Lee Geon Ju, Jung Jason J
Department of Computer Engineering, Chung-Ang University, Seoul, Korea.
PeerJ Comput Sci. 2022 Jan 20;8:e853. doi: 10.7717/peerj-cs.853. eCollection 2022.
In modern sports, strategy and tactics are important in determining the game outcome. However, many coaches still base their game tactics on experience and intuition. The aim of this study is to predict tactics such as formations, game styles, and game outcome based on soccer dataset. In this paper, we propose to use Deep Neural Networks (DNN) based on Multi-Layer Perceptron (MLP) and feature engineering to predict the soccer tactics of teams. Previous works adopt simple machine learning techniques, such as Support Vector Machine (SVM) and decision tree, to analyze soccer dataset. However, these often have limitations in predicting tactics using soccer dataset. In this study, we use feature selection, clustering techniques for the segmented positions and Multi-Output model for Soccer (MOS) based on DNN, wide inputs and residual connections. Feature selection selects important features among features of soccer player dataset. Each position is segmented by applying clustering to the selected features. The segmented positions and game appearance dataset are used as training dataset for the proposed model. Our model predicts the core of soccer tactics: formation, game style and game outcome. And, we use wide inputs and embedding layers to learn sparse, specific rules of soccer dataset, and use residual connections to learn additional information. MLP layers help the model to generalize features of soccer dataset. Experimental results demonstrate the superiority of the proposed model, which obtain significant improvements comparing to baseline models.

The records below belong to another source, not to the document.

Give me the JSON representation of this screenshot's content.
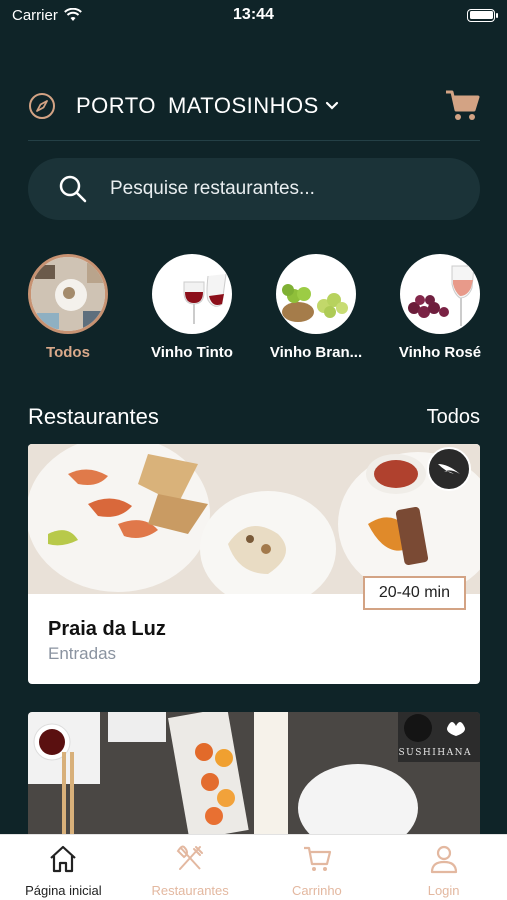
{
  "status": {
    "carrier": "Carrier",
    "time": "13:44"
  },
  "header": {
    "city": "PORTO",
    "area": "MATOSINHOS",
    "icons": [
      "compass-icon",
      "chevron-down-icon",
      "cart-icon"
    ]
  },
  "search": {
    "placeholder": "Pesquise restaurantes..."
  },
  "categories": [
    {
      "label": "Todos",
      "active": true
    },
    {
      "label": "Vinho Tinto",
      "active": false
    },
    {
      "label": "Vinho Bran...",
      "active": false
    },
    {
      "label": "Vinho Rosé",
      "active": false
    }
  ],
  "restaurants": {
    "title": "Restaurantes",
    "link": "Todos",
    "items": [
      {
        "name": "Praia da Luz",
        "category": "Entradas",
        "eta": "20-40 min"
      },
      {
        "brand": "SUSHIHANA"
      }
    ]
  },
  "tabbar": {
    "items": [
      {
        "label": "Página inicial",
        "icon": "home-icon",
        "active": true
      },
      {
        "label": "Restaurantes",
        "icon": "utensils-icon",
        "active": false
      },
      {
        "label": "Carrinho",
        "icon": "cart-icon",
        "active": false
      },
      {
        "label": "Login",
        "icon": "user-icon",
        "active": false
      }
    ]
  },
  "colors": {
    "background": "#0f2428",
    "accent": "#d3a384",
    "search_bg": "#1b3338"
  }
}
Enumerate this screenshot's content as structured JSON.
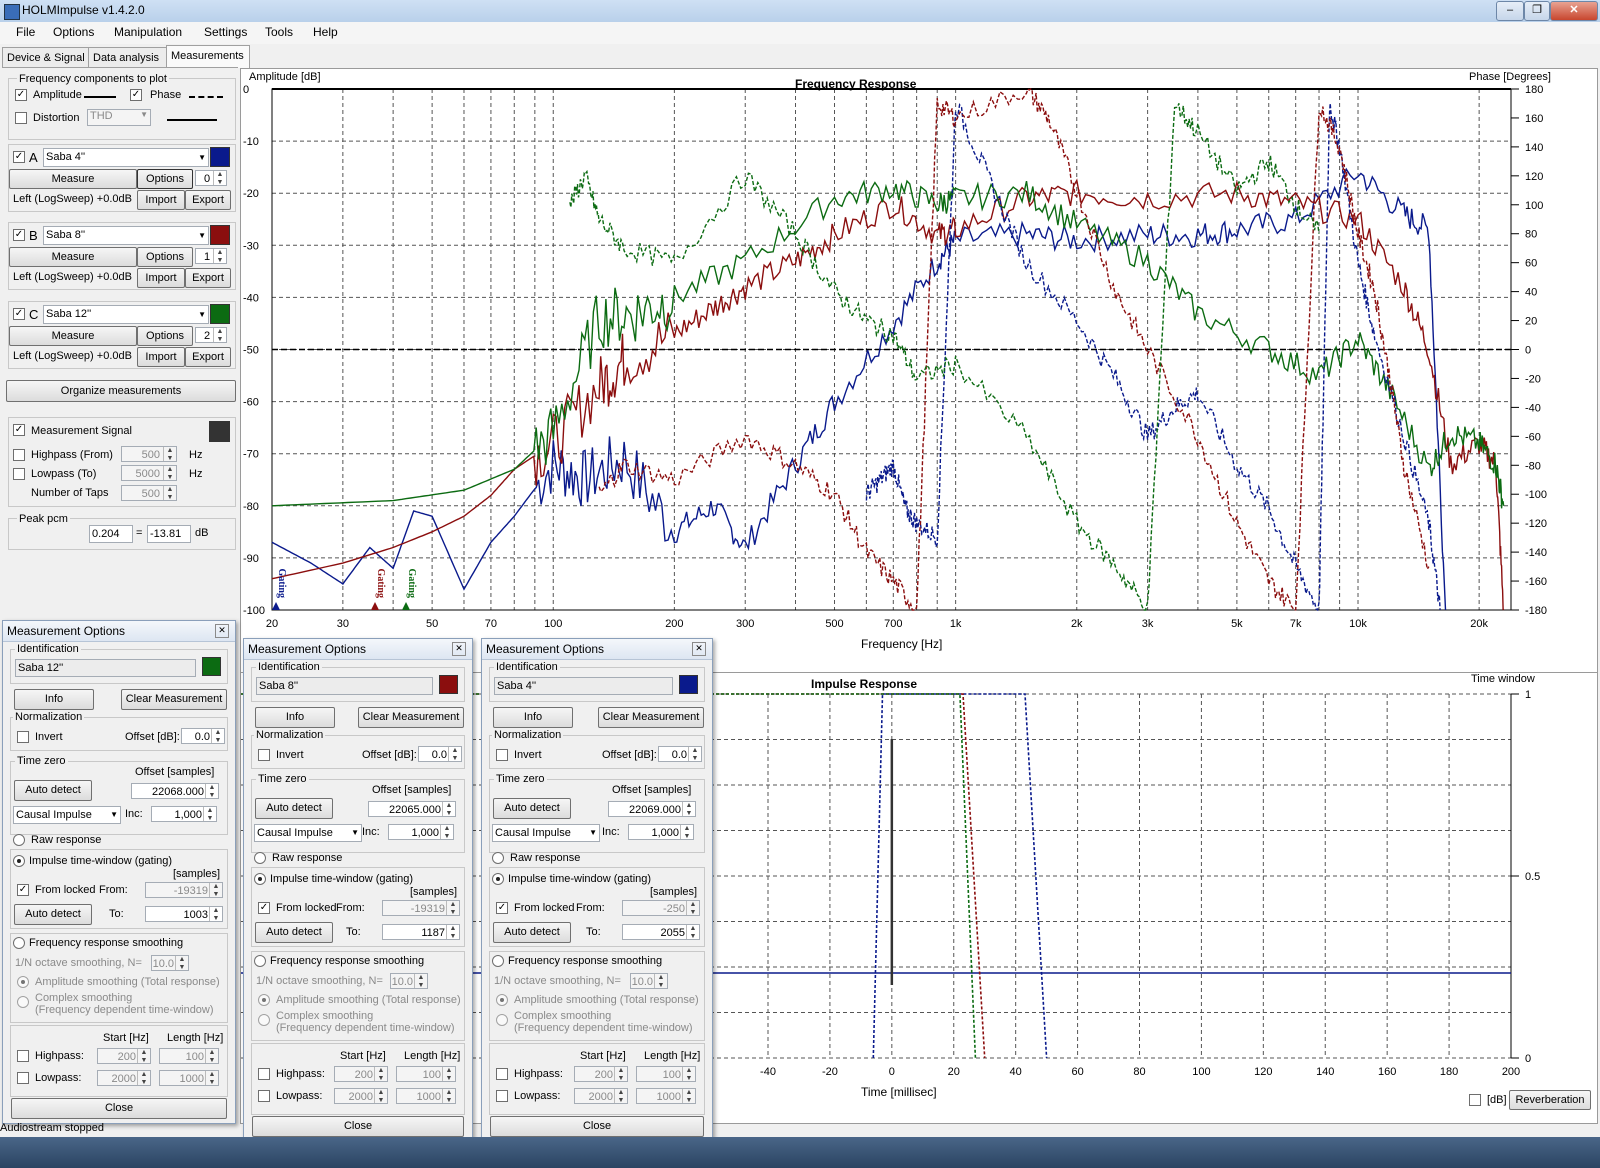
{
  "window": {
    "title": "HOLMImpulse  v1.4.2.0",
    "min": "–",
    "max": "❐",
    "close": "✕"
  },
  "menu": [
    "File",
    "Options",
    "Manipulation",
    "Settings",
    "Tools",
    "Help"
  ],
  "tabs": [
    "Device & Signal",
    "Data analysis",
    "Measurements"
  ],
  "freq_components": {
    "title": "Frequency components to plot",
    "amplitude_label": "Amplitude",
    "amplitude_checked": true,
    "phase_label": "Phase",
    "phase_checked": true,
    "distortion_label": "Distortion",
    "distortion_checked": false,
    "distortion_select": "THD"
  },
  "measurements": [
    {
      "letter": "A",
      "name": "Saba 4''",
      "color": "#0a1a8c",
      "measure": "Measure",
      "options": "Options",
      "index": "0",
      "info": "Left (LogSweep) +0.0dB",
      "import": "Import",
      "export": "Export"
    },
    {
      "letter": "B",
      "name": "Saba 8''",
      "color": "#8b0e0e",
      "measure": "Measure",
      "options": "Options",
      "index": "1",
      "info": "Left (LogSweep) +0.0dB",
      "import": "Import",
      "export": "Export"
    },
    {
      "letter": "C",
      "name": "Saba 12''",
      "color": "#0c6b12",
      "measure": "Measure",
      "options": "Options",
      "index": "2",
      "info": "Left (LogSweep) +0.0dB",
      "import": "Import",
      "export": "Export"
    }
  ],
  "organize": "Organize measurements",
  "signal": {
    "label": "Measurement Signal",
    "color": "#333333",
    "highpass_label": "Highpass (From)",
    "highpass_value": "500",
    "hz": "Hz",
    "lowpass_label": "Lowpass (To)",
    "lowpass_value": "5000",
    "taps_label": "Number of Taps",
    "taps_value": "500"
  },
  "peak": {
    "label": "Peak pcm",
    "value": "0.204",
    "eq": "=",
    "db_value": "-13.81",
    "unit": "dB"
  },
  "freq_plot": {
    "title": "Frequency Response",
    "ylabel": "Amplitude [dB]",
    "y2label": "Phase [Degrees]",
    "xlabel": "Frequency [Hz]",
    "y_ticks": [
      "0",
      "-10",
      "-20",
      "-30",
      "-40",
      "-50",
      "-60",
      "-70",
      "-80",
      "-90",
      "-100"
    ],
    "y2_ticks": [
      "180",
      "160",
      "140",
      "120",
      "100",
      "80",
      "60",
      "40",
      "20",
      "0",
      "-20",
      "-40",
      "-60",
      "-80",
      "-100",
      "-120",
      "-140",
      "-160",
      "-180"
    ],
    "x_ticks": [
      "20",
      "30",
      "50",
      "70",
      "100",
      "200",
      "300",
      "500",
      "700",
      "1k",
      "2k",
      "3k",
      "5k",
      "7k",
      "10k",
      "20k"
    ],
    "gating_label": "Gating"
  },
  "impulse_plot": {
    "title": "Impulse Response",
    "time_window_label": "Time window",
    "xlabel": "Time [millisec]",
    "x_ticks": [
      "-40",
      "-20",
      "0",
      "20",
      "40",
      "60",
      "80",
      "100",
      "120",
      "140",
      "160",
      "180",
      "200"
    ],
    "y2_ticks": [
      "1",
      "0.5",
      "0"
    ],
    "db_label": "[dB]",
    "reverb_button": "Reverberation"
  },
  "chart_data": [
    {
      "type": "line",
      "title": "Frequency Response",
      "xlabel": "Frequency [Hz]",
      "ylabel": "Amplitude [dB]",
      "y2label": "Phase [Degrees]",
      "x_scale": "log",
      "xlim": [
        20,
        24000
      ],
      "ylim": [
        -100,
        0
      ],
      "y2lim": [
        -180,
        180
      ],
      "grid": true,
      "series": [
        {
          "name": "Saba 4''",
          "style": "amplitude",
          "color": "#0a1a8c",
          "x": [
            20,
            25,
            30,
            35,
            40,
            45,
            50,
            60,
            70,
            80,
            100,
            120,
            150,
            200,
            250,
            300,
            400,
            500,
            700,
            900,
            1000,
            1500,
            2000,
            3000,
            4000,
            5000,
            7000,
            10000,
            13000,
            15000,
            16500
          ],
          "y": [
            -87,
            -91,
            -95,
            -88,
            -92,
            -81,
            -82,
            -96,
            -87,
            -82,
            -72,
            -75,
            -71,
            -85,
            -80,
            -88,
            -72,
            -60,
            -45,
            -33,
            -29,
            -28,
            -29,
            -28,
            -28,
            -27,
            -25,
            -16,
            -24,
            -27,
            -100
          ]
        },
        {
          "name": "Saba 8''",
          "style": "amplitude",
          "color": "#8b0e0e",
          "x": [
            20,
            30,
            40,
            50,
            60,
            70,
            80,
            100,
            130,
            150,
            200,
            250,
            300,
            400,
            500,
            700,
            900,
            1000,
            1500,
            2000,
            3000,
            5000,
            7000,
            10000,
            13000,
            15000,
            17000,
            20000,
            22000,
            23000
          ],
          "y": [
            -94,
            -91,
            -88,
            -85,
            -82,
            -78,
            -73,
            -68,
            -57,
            -52,
            -47,
            -42,
            -38,
            -33,
            -28,
            -22,
            -28,
            -27,
            -21,
            -20,
            -21,
            -20,
            -22,
            -25,
            -38,
            -50,
            -72,
            -68,
            -72,
            -100
          ]
        },
        {
          "name": "Saba 12''",
          "style": "amplitude",
          "color": "#0c6b12",
          "x": [
            20,
            40,
            60,
            80,
            100,
            130,
            160,
            200,
            300,
            500,
            700,
            900,
            1000,
            1500,
            2000,
            3000,
            4000,
            6000,
            8000,
            10000,
            12000,
            15000,
            17000,
            20000,
            22000,
            23000
          ],
          "y": [
            -80,
            -79,
            -77,
            -73,
            -66,
            -44,
            -43,
            -40,
            -33,
            -21,
            -19,
            -22,
            -21,
            -20,
            -26,
            -33,
            -43,
            -50,
            -55,
            -48,
            -58,
            -73,
            -66,
            -68,
            -72,
            -80
          ]
        },
        {
          "name": "Saba 4''",
          "style": "phase",
          "color": "#0a1a8c",
          "x": [
            600,
            650,
            700,
            750,
            800,
            900,
            1000,
            1200,
            1500,
            2000,
            2500,
            3000,
            3500,
            4000,
            5000,
            6000,
            7000,
            8000,
            8500,
            9000,
            10000,
            11000,
            13000,
            15000,
            16000
          ],
          "y": [
            -100,
            -90,
            -80,
            -110,
            -120,
            -130,
            170,
            120,
            60,
            20,
            -20,
            -60,
            -40,
            -30,
            -80,
            -110,
            -150,
            -180,
            170,
            140,
            60,
            10,
            -60,
            -120,
            -180
          ]
        },
        {
          "name": "Saba 8''",
          "style": "phase",
          "color": "#8b0e0e",
          "x": [
            130,
            150,
            200,
            300,
            400,
            500,
            600,
            700,
            800,
            900,
            1000,
            1500,
            1700,
            2000,
            2500,
            3000,
            4000,
            5000,
            6000,
            7000,
            8000,
            9000,
            10000,
            11000,
            12000,
            13000,
            15000
          ],
          "y": [
            -100,
            -80,
            -90,
            -60,
            -80,
            -100,
            -140,
            -160,
            -180,
            170,
            160,
            180,
            160,
            110,
            40,
            0,
            -60,
            -120,
            -160,
            -180,
            170,
            140,
            80,
            40,
            -20,
            -80,
            -150
          ]
        },
        {
          "name": "Saba 12''",
          "style": "phase",
          "color": "#0c6b12",
          "x": [
            110,
            120,
            130,
            150,
            200,
            300,
            400,
            500,
            600,
            700,
            800,
            1000,
            1500,
            2000,
            2500,
            3000,
            3500,
            4000,
            5000,
            6000,
            7000,
            8000
          ],
          "y": [
            100,
            120,
            90,
            70,
            60,
            120,
            80,
            40,
            20,
            10,
            -20,
            -10,
            -60,
            -120,
            -150,
            -180,
            170,
            150,
            110,
            130,
            100,
            80
          ]
        }
      ]
    },
    {
      "type": "line",
      "title": "Impulse Response",
      "xlabel": "Time [millisec]",
      "y2label": "Time window",
      "xlim": [
        -45,
        200
      ],
      "y2lim": [
        0,
        1
      ],
      "grid": true,
      "series": [
        {
          "name": "Saba 4''",
          "style": "time-window",
          "color": "#0a1a8c",
          "x": [
            -6,
            -3,
            40,
            43,
            50
          ],
          "y": [
            0,
            1,
            1,
            1,
            0
          ]
        },
        {
          "name": "Saba 8''",
          "style": "time-window",
          "color": "#8b0e0e",
          "x": [
            -45,
            20,
            23,
            30
          ],
          "y": [
            1,
            1,
            1,
            0
          ]
        },
        {
          "name": "Saba 12''",
          "style": "time-window",
          "color": "#0c6b12",
          "x": [
            -45,
            20,
            22,
            27
          ],
          "y": [
            1,
            1,
            1,
            0
          ]
        }
      ]
    }
  ],
  "dialogs": [
    {
      "title": "Measurement Options",
      "id_label": "Identification",
      "name": "Saba 12''",
      "color": "#0c6b12",
      "info": "Info",
      "clear": "Clear Measurement",
      "normalization": "Normalization",
      "invert": "Invert",
      "offset_db_label": "Offset [dB]:",
      "offset_db": "0.0",
      "time_zero": "Time zero",
      "offset_samples_label": "Offset [samples]",
      "auto_detect": "Auto detect",
      "offset_samples": "22068.000",
      "causal": "Causal Impulse",
      "inc_label": "Inc:",
      "inc": "1,000",
      "raw": "Raw response",
      "gating": "Impulse time-window (gating)",
      "samples": "[samples]",
      "from_locked": "From locked",
      "from_label": "From:",
      "from": "-19319",
      "to_label": "To:",
      "to": "1003",
      "smoothing": "Frequency response smoothing",
      "octave_label": "1/N octave smoothing, N=",
      "octave": "10.0",
      "amp_smoothing": "Amplitude smoothing (Total response)",
      "complex_smoothing": "Complex smoothing",
      "complex_sub": "(Frequency dependent time-window)",
      "start_hz": "Start [Hz]",
      "length_hz": "Length [Hz]",
      "highpass": "Highpass:",
      "hp_start": "200",
      "hp_len": "100",
      "lowpass": "Lowpass:",
      "lp_start": "2000",
      "lp_len": "1000",
      "close": "Close"
    },
    {
      "title": "Measurement Options",
      "id_label": "Identification",
      "name": "Saba 8''",
      "color": "#8b0e0e",
      "info": "Info",
      "clear": "Clear Measurement",
      "normalization": "Normalization",
      "invert": "Invert",
      "offset_db_label": "Offset [dB]:",
      "offset_db": "0.0",
      "time_zero": "Time zero",
      "offset_samples_label": "Offset [samples]",
      "auto_detect": "Auto detect",
      "offset_samples": "22065.000",
      "causal": "Causal Impulse",
      "inc_label": "Inc:",
      "inc": "1,000",
      "raw": "Raw response",
      "gating": "Impulse time-window (gating)",
      "samples": "[samples]",
      "from_locked": "From locked",
      "from_label": "From:",
      "from": "-19319",
      "to_label": "To:",
      "to": "1187",
      "smoothing": "Frequency response smoothing",
      "octave_label": "1/N octave smoothing, N=",
      "octave": "10.0",
      "amp_smoothing": "Amplitude smoothing (Total response)",
      "complex_smoothing": "Complex smoothing",
      "complex_sub": "(Frequency dependent time-window)",
      "start_hz": "Start [Hz]",
      "length_hz": "Length [Hz]",
      "highpass": "Highpass:",
      "hp_start": "200",
      "hp_len": "100",
      "lowpass": "Lowpass:",
      "lp_start": "2000",
      "lp_len": "1000",
      "close": "Close"
    },
    {
      "title": "Measurement Options",
      "id_label": "Identification",
      "name": "Saba 4''",
      "color": "#0a1a8c",
      "info": "Info",
      "clear": "Clear Measurement",
      "normalization": "Normalization",
      "invert": "Invert",
      "offset_db_label": "Offset [dB]:",
      "offset_db": "0.0",
      "time_zero": "Time zero",
      "offset_samples_label": "Offset [samples]",
      "auto_detect": "Auto detect",
      "offset_samples": "22069.000",
      "causal": "Causal Impulse",
      "inc_label": "Inc:",
      "inc": "1,000",
      "raw": "Raw response",
      "gating": "Impulse time-window (gating)",
      "samples": "[samples]",
      "from_locked": "From locked",
      "from_label": "From:",
      "from": "-250",
      "to_label": "To:",
      "to": "2055",
      "smoothing": "Frequency response smoothing",
      "octave_label": "1/N octave smoothing, N=",
      "octave": "10.0",
      "amp_smoothing": "Amplitude smoothing (Total response)",
      "complex_smoothing": "Complex smoothing",
      "complex_sub": "(Frequency dependent time-window)",
      "start_hz": "Start [Hz]",
      "length_hz": "Length [Hz]",
      "highpass": "Highpass:",
      "hp_start": "200",
      "hp_len": "100",
      "lowpass": "Lowpass:",
      "lp_start": "2000",
      "lp_len": "1000",
      "close": "Close"
    }
  ],
  "status": "Audiostream stopped"
}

在现代体育中,战略和战术对于决定比赛结果至关重要。然而,许多教练仍然将他们的比赛战术基于经验和直觉。本研究的目的是基于足球数据集预测诸如阵型、比赛风格和比赛结果等战术。在本文中,我们提议使用基于多层感知器(MLP)的深度神经网络(DNN)和特征工程来预测球队的足球战术。先前的工作采用简单的机器学习技术,如支持向量机(SVM)和决策树,来分析足球数据集。然而,这些方法在使用足球数据集预测战术时往往存在局限性。在本研究中,我们使用特征选择、针对分段位置的聚类技术以及基于DNN、宽输入和残差连接的足球多输出模型(MOS)。特征选择在足球运动员数据集的特征中选择重要特征。通过对所选特征应用聚类来对每个位置进行分段。分段后的位置和比赛外观数据集用作所提出模型的训练数据集。我们的模型预测足球战术的核心:阵型、比赛风格和比赛结果。并且,我们使用宽输入和嵌入层来学习足球数据集的稀疏、特定规则,并使用残差连接来学习额外信息。MLP层帮助模型概括足球数据集的特征。实验结果证明了所提出模型的优越性,与基线模型相比有显著改进。